ASHA–YouGov National Poll: Most Adults With Communication Disorders Report Facing Stigmas

Association Stresses Simple Steps That the Public Can Take to Help Mitigate Stigmatization of People With Hearing, Speech, and Language Difficulties

May 1, 2024

[en Español]

A multimedia version of this press release is also available.

(Rockville, MD) Sixty-five percent of people ages 18 years and older with hearing, speech, and/or language disorders say that they encounter stigmas, according to a new national poll commissioned by the American Speech-Language-Hearing Association (ASHA) and conducted by YouGov. The results are being released as National Speech-Language-Hearing Month begins today.

The following experiences were among those reported by 65% of poll respondents:

  • feeling like an outcast and feeling judged
  • being viewed as less intelligent
  • left unrecognized for their achievements
  • being labeled, bullied, or treated with condescension

Conducted in late February, the poll had a sample size of 1,004 adults with hearing, speech, or language difficulties.

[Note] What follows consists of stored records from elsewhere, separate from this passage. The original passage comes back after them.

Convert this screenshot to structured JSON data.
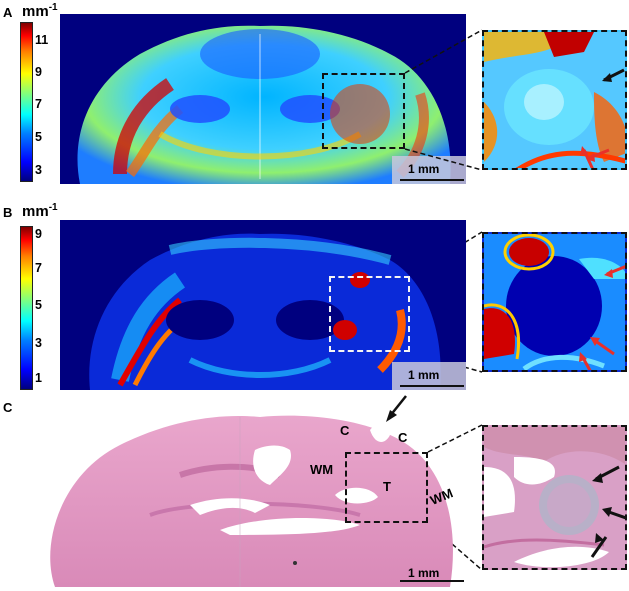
{
  "panels": {
    "a": {
      "letter": "A",
      "unit_label": "mm",
      "unit_exp": "-1",
      "colorbar_ticks": [
        "11",
        "9",
        "7",
        "5",
        "3"
      ],
      "scale_label": "1 mm"
    },
    "b": {
      "letter": "B",
      "unit_label": "mm",
      "unit_exp": "-1",
      "colorbar_ticks": [
        "9",
        "7",
        "5",
        "3",
        "1"
      ],
      "scale_label": "1 mm"
    },
    "c": {
      "letter": "C",
      "region_labels": [
        "C",
        "C",
        "WM",
        "T",
        "WM"
      ],
      "scale_label": "1 mm"
    }
  },
  "colors": {
    "jet_dark_blue": "#00007f",
    "jet_red": "#ff0000",
    "he_pink": "#e7a0c8",
    "arrow_red": "#e8302a"
  }
}
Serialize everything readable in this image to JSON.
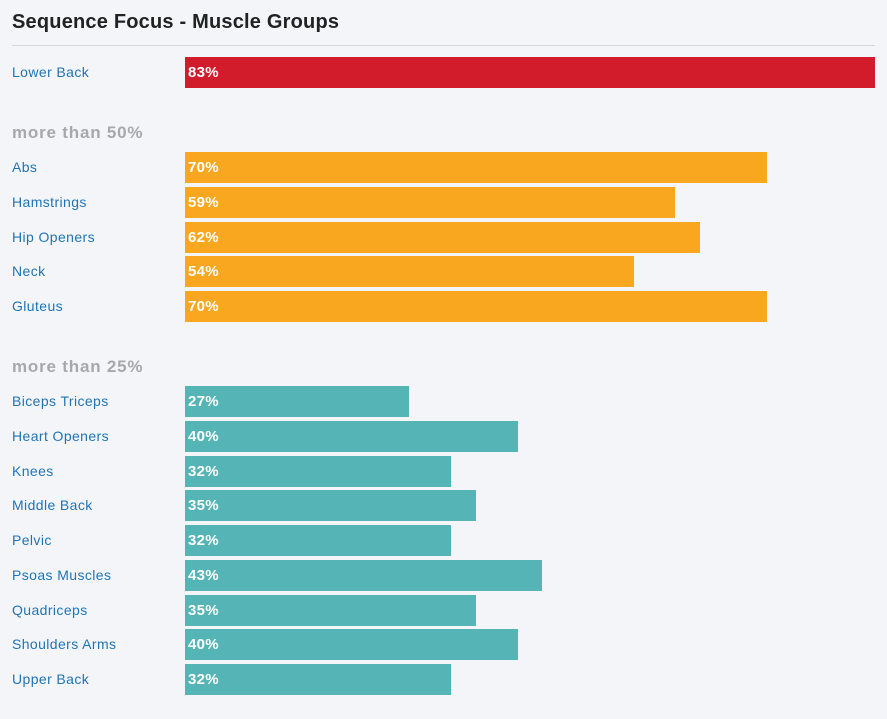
{
  "colors": {
    "high": "#d31c2b",
    "medium": "#f8a71e",
    "low": "#55b4b5"
  },
  "chart_data": {
    "type": "bar",
    "orientation": "horizontal",
    "title": "Sequence Focus - Muscle Groups",
    "xlim": [
      0,
      100
    ],
    "groups": [
      {
        "heading": "",
        "color": "high",
        "items": [
          {
            "label": "Lower Back",
            "value": 83,
            "display": "83%"
          }
        ]
      },
      {
        "heading": "more than 50%",
        "color": "medium",
        "items": [
          {
            "label": "Abs",
            "value": 70,
            "display": "70%"
          },
          {
            "label": "Hamstrings",
            "value": 59,
            "display": "59%"
          },
          {
            "label": "Hip Openers",
            "value": 62,
            "display": "62%"
          },
          {
            "label": "Neck",
            "value": 54,
            "display": "54%"
          },
          {
            "label": "Gluteus",
            "value": 70,
            "display": "70%"
          }
        ]
      },
      {
        "heading": "more than 25%",
        "color": "low",
        "items": [
          {
            "label": "Biceps Triceps",
            "value": 27,
            "display": "27%"
          },
          {
            "label": "Heart Openers",
            "value": 40,
            "display": "40%"
          },
          {
            "label": "Knees",
            "value": 32,
            "display": "32%"
          },
          {
            "label": "Middle Back",
            "value": 35,
            "display": "35%"
          },
          {
            "label": "Pelvic",
            "value": 32,
            "display": "32%"
          },
          {
            "label": "Psoas Muscles",
            "value": 43,
            "display": "43%"
          },
          {
            "label": "Quadriceps",
            "value": 35,
            "display": "35%"
          },
          {
            "label": "Shoulders Arms",
            "value": 40,
            "display": "40%"
          },
          {
            "label": "Upper Back",
            "value": 32,
            "display": "32%"
          }
        ]
      }
    ]
  }
}
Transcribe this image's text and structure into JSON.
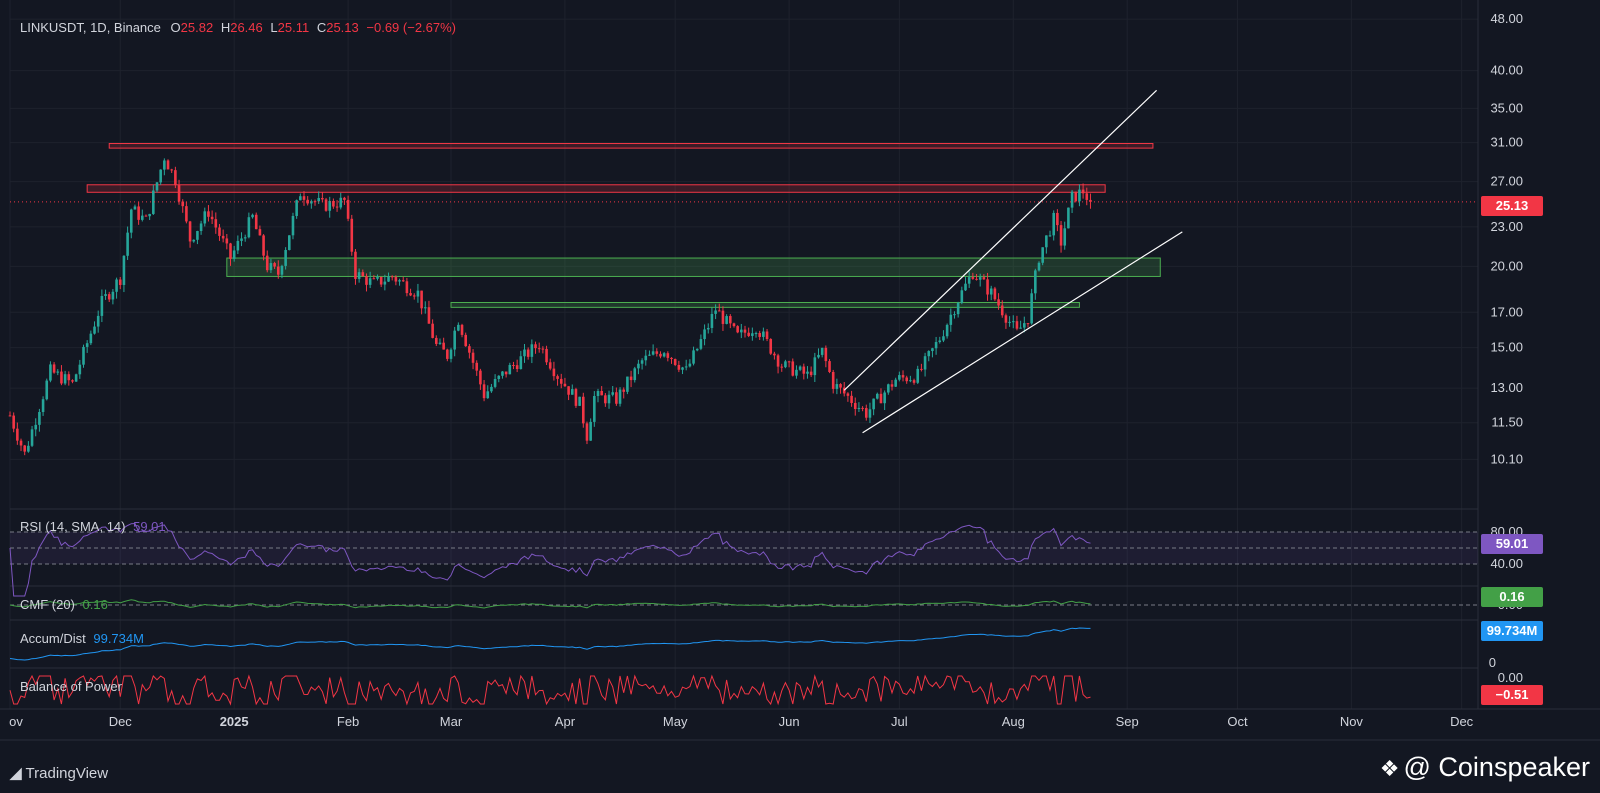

Millions of Americans have communication disorders. They include approximately 2 million who have aphasia, more than 3 million who stutter, and approximately 38 million who have some trouble hearing. Although these disorders can make communication more challenging, they do not reflect a person’s intelligence. Many people develop or acquire problems in adulthood for a variety of reasons—including stroke, brain injuries, neurodegenerative diseases, and/or as part of aging. ASHA chose to poll adults because information about the stigmatization that they experience is not as available as it is for children.

“It is most fitting that we spotlight stigmas associated with communication disorders for National Speech-Language-Hearing Month,” said ASHA President Tena L. McNamara, AuD, CCC-A/SLP. “Stigmas are completely unacceptable and generally the result of misinformation and misunderstanding. By listening and learning more, and challenging stereotypes, all of us can help create a more inclusive environment that elevates the quality of life for people with communication difficulties. According to the people we polled, giving them adequate time to communicate and not making assumptions about them—small but effective steps—would stand to improve their lives significantly.”

A 21-year-old poll respondent wrote, “I wish people knew that, in moments when my speech or language difficulties become apparent, understanding and patience mean a lot.” A 53-year-old person wanted people to understand “that I’m not stupid. I just have trouble hearing if more than one person is talking at the same time.” For another respondent, age 61, “every little bit of acknowledgment goes a long way.”

And the public can provide such help, the polling suggests—in numerous settings. More than 80% of the people polled said that their communication difficulties impact their lives; almost half reported that important relationships are being affected; and 67% reported the same for their daily interactions with people outside of immediate loved ones. Nearly 60% said that social gatherings and events can be stressful, and an equivalent number wished that other people were more willing to accommodate individuals with communication difficulties.

The poll results also indicate that more public education is needed about treatment options. More than half of those with hearing, speech, and/or language difficulties reported that they did not have enough information about treatment options.

“Educating the public is much needed,” ASHA President McNamara said, citing ASHA’s Myths About Stuttering toolkit as one example of an educational tool to use—as well as the efforts of a new coalition of organizations, including ASHA, that are working together to raise awareness about stuttering. McNamara strongly encourages visiting for information and resources like ProFind, a directory of certified audiologists and speech-language pathologists by geographic location.

For more information, read this full report [PDF] about the polling.

Polling Methodology: All figures, unless otherwise stated, are from YouGov Plc. Total sample size was 1,004 U.S. adults ages 18+ years with hearing, speech, and/or language difficulties. Fieldwork was undertaken between February 21 and February 26, 2024. The survey was carried out online. The figures have been weighted and are representative of U.S. adults ages 18+ years with hearing, speech, and/or language difficulties.

About the American Speech-Language-Hearing Association (ASHA)
ASHA is the national professional, scientific, and credentialing association for 234,000 members, certificate holders, and affiliates who are audiologists; speech-language pathologists; speech, language, and hearing scientists; audiology and speech-language pathology assistants; and students. Audiologists specialize in preventing and assessing hearing and balance disorders as well as providing audiologic treatment, including hearing aids. Speech-language pathologists (SLPs) identify, assess, and treat speech, language, and swallowing disorders.

About YouGov
YouGov is a global provider of analysis and data generated by research in over 40 markets. As online market research pioneers, YouGov’s data consistently outperforms others on accuracy, as concluded by Pew Research. YouGov’s custom research specialists conduct a full spectrum of quantitative and qualitative research, providing comprehensive market intelligence to the world’s leading businesses and institutions.